Jej brat, był to 20-letni, ładny, wysoki chłopak o niebieskich oczach, którego twarz zalała się na jej widok rumieńcem jak niebo po zachodnie słońca. Ujrzawszy nieczyste ruchy swej siostry, zmieszał się, ale jednak poszedł do niej. Ona objęła go rękoma, całowała go, i wymawiała bezdźwięcznym, a jednak dziwnie słodkim głosem jego imię, starając się go całego porwać ku sobie. Gdy wydostał się zmęczony z jej objęć, zazgrzytała mocniej, a wzrok jej zapałał do niego nienawiścią, aż zapłakał biedny chłopak i odszedł do przyrody ze smutnie spuszczoną głową.
Widząc pierwszy raz tę chorą, przyłożyłam rękę na oczy i starałam się wybadać wzrokiem ducha ową tajemniczą chorobę. Ujrzałam właśnie, że nie jest to choroba ciała, lecz ducha, raczej, że duch chorej był odpędzony od jej ciała przez trzech innych duchów.
Chorej było na imię Anna. Przywołałam więc myślą zbłąkanego ducha Anny. Ten zbliżył się jak chwiejna mgła do swego ciała i zauważyłam, że patrzy z pewnym przestrachem na swe ciało, raczej na obcego ducha, który wcielił się gwałtem w jej ciało.
Flujdy ducha Anny były ogromnie słabo nawiązane z opętanem ciałem, tak że krzyk i rzucanie się obcego ducha w jej ciele, jakby odpychały go od własnego ciała. Widząc, że sam duch Anny nie życzy sobie staczać z nimi walki i mnie opadły siły na myśl o walce takiej.
Zauważyłam, że duch owładający jej ciało, wywołuje magnetycznem, a raczej magicznem tarciem w jej podbrzuszu nerwowe drganie, a odczuwając pewną rozkosz, poi się nią, jakby przy cielesnym stosunku.

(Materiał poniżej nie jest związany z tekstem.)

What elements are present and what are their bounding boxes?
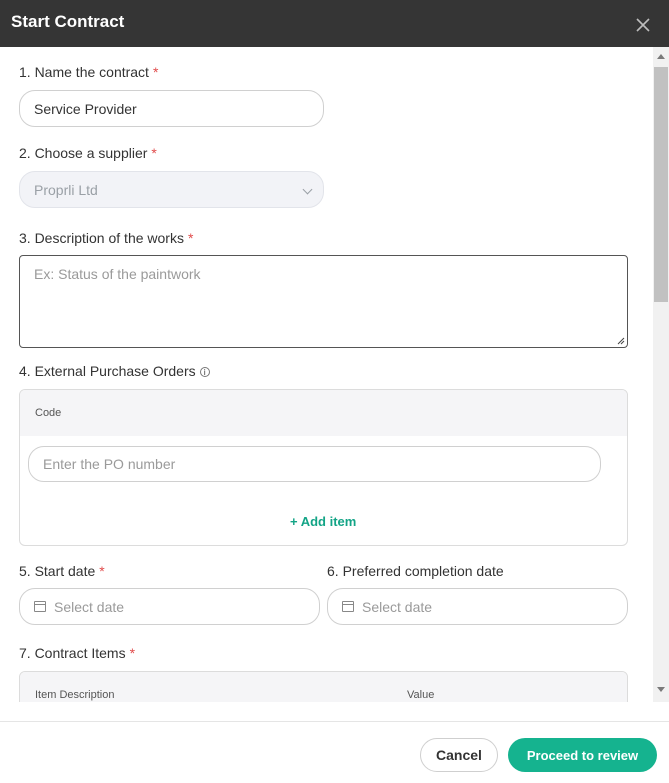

Drugi duch o nieprzyjemnym, przenikliwym wzroku wpijał się w magnetyczne prądy, wydzielane z ciała chorej. Trzeci, trzymając ręce nad jej głową, zawisł w pozycji leżącej, stulony jak półksiężyc nad jej górną częścią ciała, jakby wcale nie chciał przypuszczać nikogo do ciała, nawet ducha Anny, nie mówiąc już o innych duchach.
Wyżej trzej omówieni duchowie zmieniali się przy akcie. Każdorazowo duch używający na ciele Anny zmysłowej rozkoszy, odkrywał jej ciało i tarł rękami jej podbrzusze, a nieprzyjemny odor rozszerzał się w powietrzu naokoło łoża. Wiedziałam, że całe ciało jest przesiąknięte siłą demoniczną, i że wielką walkę byłoby mi potrzeba z nimi stoczyć, by opuścili ciało Anny.